When the psychiatrist discharged me today they Dxd OCD and delusions, they also gave my dad a paper with a number on it to have a full neuropsych in an autism place. I asked the doctor if he's saying I'm autistic, but he said "you seem to have problems that stem from a neurological basis related to OCD." But then he gave a referral paper to the AUTISM center. Which doesn't mean I have it, it just means they're saying I should get an interview for it.
So do I have burgers and fries? I'm well aware that I'm a weirdo/asshole/loser/etc but I don't think I'm genuinely unable to pick up on social cues, I think in some cases I just don't care enough/MAD, but he pointed out my fingernails are dirty as one example and I have no idea how much than that I'm unaware of. Every time I go to the doctor they slap on a different label. I've gone though ODD, OCD, CD, SUD, BP-I, MD-NOS, aspergers, ADHD, anxiety disorder, depression. I have no idea how many of these are even applicable from a doctor that hardly knows me.
But tl;dr I think I sound less autistic than 99.999999 of this forum, which is also my IQ percentile
For the last time, yes! Good god, you and that dude on zoklet who looked like jesus, I forget his name, should be the poster boys for autistic idiots. You are the literal definition of aspergers. Probably in combination with brain damage and other mental problems for which a psychiatrist should most certainly be consulted.

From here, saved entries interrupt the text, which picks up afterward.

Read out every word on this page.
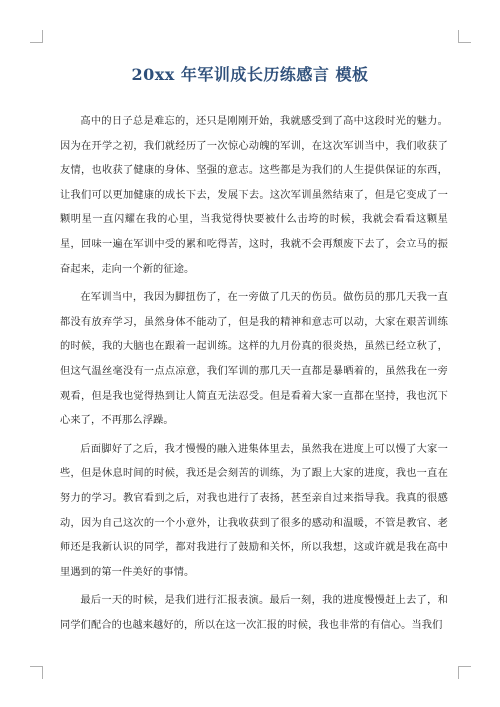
20xx 年军训成长历练感言 模板

高中的日子总是难忘的，还只是刚刚开始，我就感受到了高中这段时光的魅力。因为在开学之初，我们就经历了一次惊心动魄的军训，在这次军训当中，我们收获了友情，也收获了健康的身体、坚强的意志。这些都是为我们的人生提供保证的东西，让我们可以更加健康的成长下去，发展下去。这次军训虽然结束了，但是它变成了一颗明星一直闪耀在我的心里，当我觉得快要被什么击垮的时候，我就会看看这颗星星，回味一遍在军训中受的累和吃得苦，这时，我就不会再颓废下去了，会立马的振奋起来，走向一个新的征途。

在军训当中，我因为脚扭伤了，在一旁做了几天的伤员。做伤员的那几天我一直都没有放弃学习，虽然身体不能动了，但是我的精神和意志可以动，大家在艰苦训练的时候，我的大脑也在跟着一起训练。这样的九月份真的很炎热，虽然已经立秋了，但这气温丝毫没有一点点凉意，我们军训的那几天一直都是暴晒着的，虽然我在一旁观看，但是我也觉得热到让人简直无法忍受。但是看着大家一直都在坚持，我也沉下心来了，不再那么浮躁。

后面脚好了之后，我才慢慢的融入进集体里去，虽然我在进度上可以慢了大家一些，但是休息时间的时候，我还是会刻苦的训练，为了跟上大家的进度，我也一直在努力的学习。教官看到之后，对我也进行了表扬，甚至亲自过来指导我。我真的很感动，因为自己这次的一个小意外，让我收获到了很多的感动和温暖，不管是教官、老师还是我新认识的同学，都对我进行了鼓励和关怀，所以我想，这或许就是我在高中里遇到的第一件美好的事情。

最后一天的时候，是我们进行汇报表演。最后一刻，我的进度慢慢赶上去了，和同学们配合的也越来越好的，所以在这一次汇报的时候，我也非常的有信心。当我们
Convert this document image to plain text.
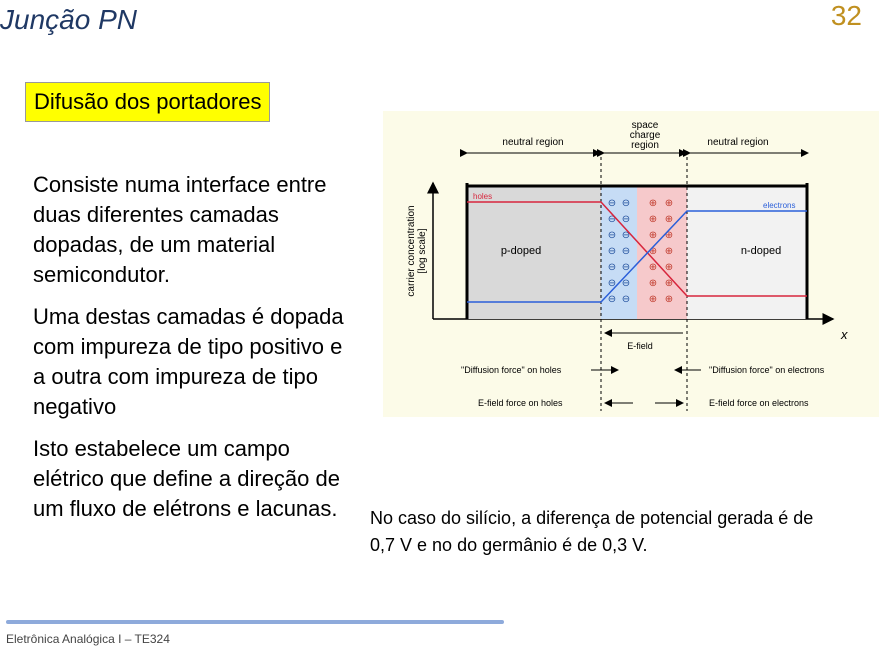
Junção PN	32
Difusão dos portadores
Consiste numa interface entre duas diferentes camadas dopadas, de um material semicondutor.
Uma destas camadas é dopada com impureza de tipo positivo e a outra com impureza de tipo negativo
Isto estabelece um campo elétrico que define a direção de um fluxo de elétrons e lacunas.
neutral region
space
charge
region	neutral region
carrier concentration [log scale]
x
⊖ ⊖
⊖ ⊖
⊖ ⊖
⊖ ⊖
⊖ ⊖
⊖ ⊖
⊖ ⊖
⊕ ⊕
⊕ ⊕
⊕ ⊕
⊕ ⊕
⊕ ⊕
⊕ ⊕
⊕ ⊕
holes
electrons
p-doped	n-doped
E-field
"Diffusion force" on holes	"Diffusion force" on electrons
E-field force on holes	E-field force on electrons
No caso do silício, a diferença de potencial gerada é de 0,7 V e no do germânio é de 0,3 V.
Eletrônica Analógica I – TE324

Also, you do not sound less autistic than most people on this forum. Even in comparison to the ones who also clearly have autism. I don't know why you seem to think you're so smart, but bluntly put, you are not. Like... at all. Autism aside. You display no signs of a possessing significant intelligence. In
any capacity. You should tell me where you took your IQ test so I can berate their methodology. Sorry to break it to you, for the 19th time, but you are not intelligence, and are indeed autistic. That is why you are pretty much destined to live a pathetic lifestyle. A lifestyle, I might add, that is made more pathetic, by your retarded delusions of grandeur, intelligence and worth. Accept who you are, become a janitor and an alcoholic, like everyone else in your position and shut the fuck up about how smart you are, you autistic fucking retard.